I am always amazed at how many people are unaware of Narcan and how it’s used, but I myself didn’t know about naloxone until well after my brother’s heroin overdose death in 2009. It took less than 10 minutes for me to get trained in Narcan use by the wonderful folks at the DOPE Project, a nonprofit whose mission is to reduce fatal overdose deaths by providing overdose prevention education and naloxone to drug users and their loved ones — and if you live in the Bay Area, I highly suggest contacting them to get trained.
The U.S. Drug Enforcement Agency announced Tuesday that Walgreens has agreed to shell out $80 million to settle allegations that it allowed oxycodone and other controlled drugs to be diverted for black market sales from its Jupiter, Fla., distribution center.
The settlement, which is the largest in the DEA’s history, comes after the agency accused Walgreens last year of failing to maintain proper controls to ensure it didn’t dispense drugs to addicts and drug dealers.

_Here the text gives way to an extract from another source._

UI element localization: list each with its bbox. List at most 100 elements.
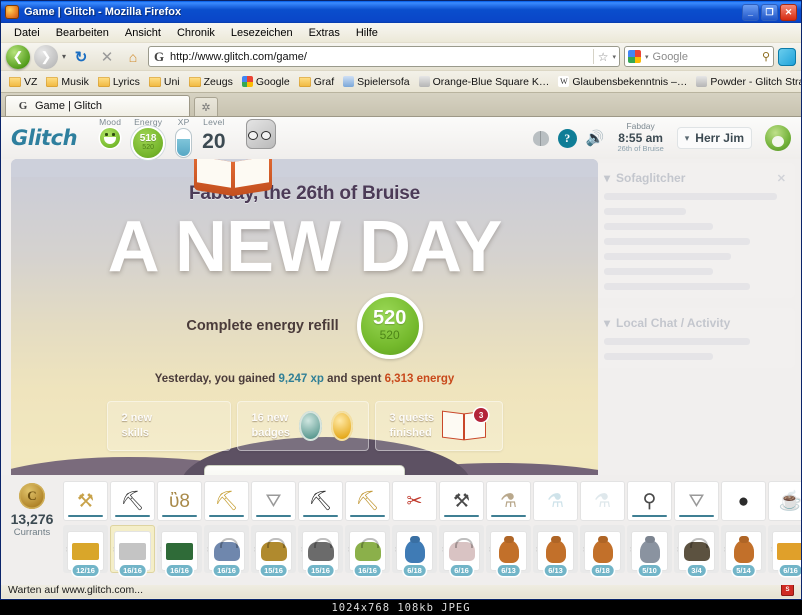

According to the DEA, the Jupiter distribution center has been the single largest distributor of oxycodone products in Florida since 2009. In 2011, 16 of the top 25 largest oxycodone purchasers by Walgreens retail pharmacies, including the top six purchasers, were in Florida and supplied by the Jupiter center, the agency said.
Walgreens “committed an unprecedented number of record-keeping and dispensing violations” under the Controlled Substances Act, which is designed to prevent prescription painkillers from ending up on the streets, the DEA said.
In addition to the payout, Walgreens’ Jupiter center is banned from distributing and dispensing similar controlled substances until 2014. The deal also resolves similar investigations nationwide, including in Colorado, Michigan, and New York.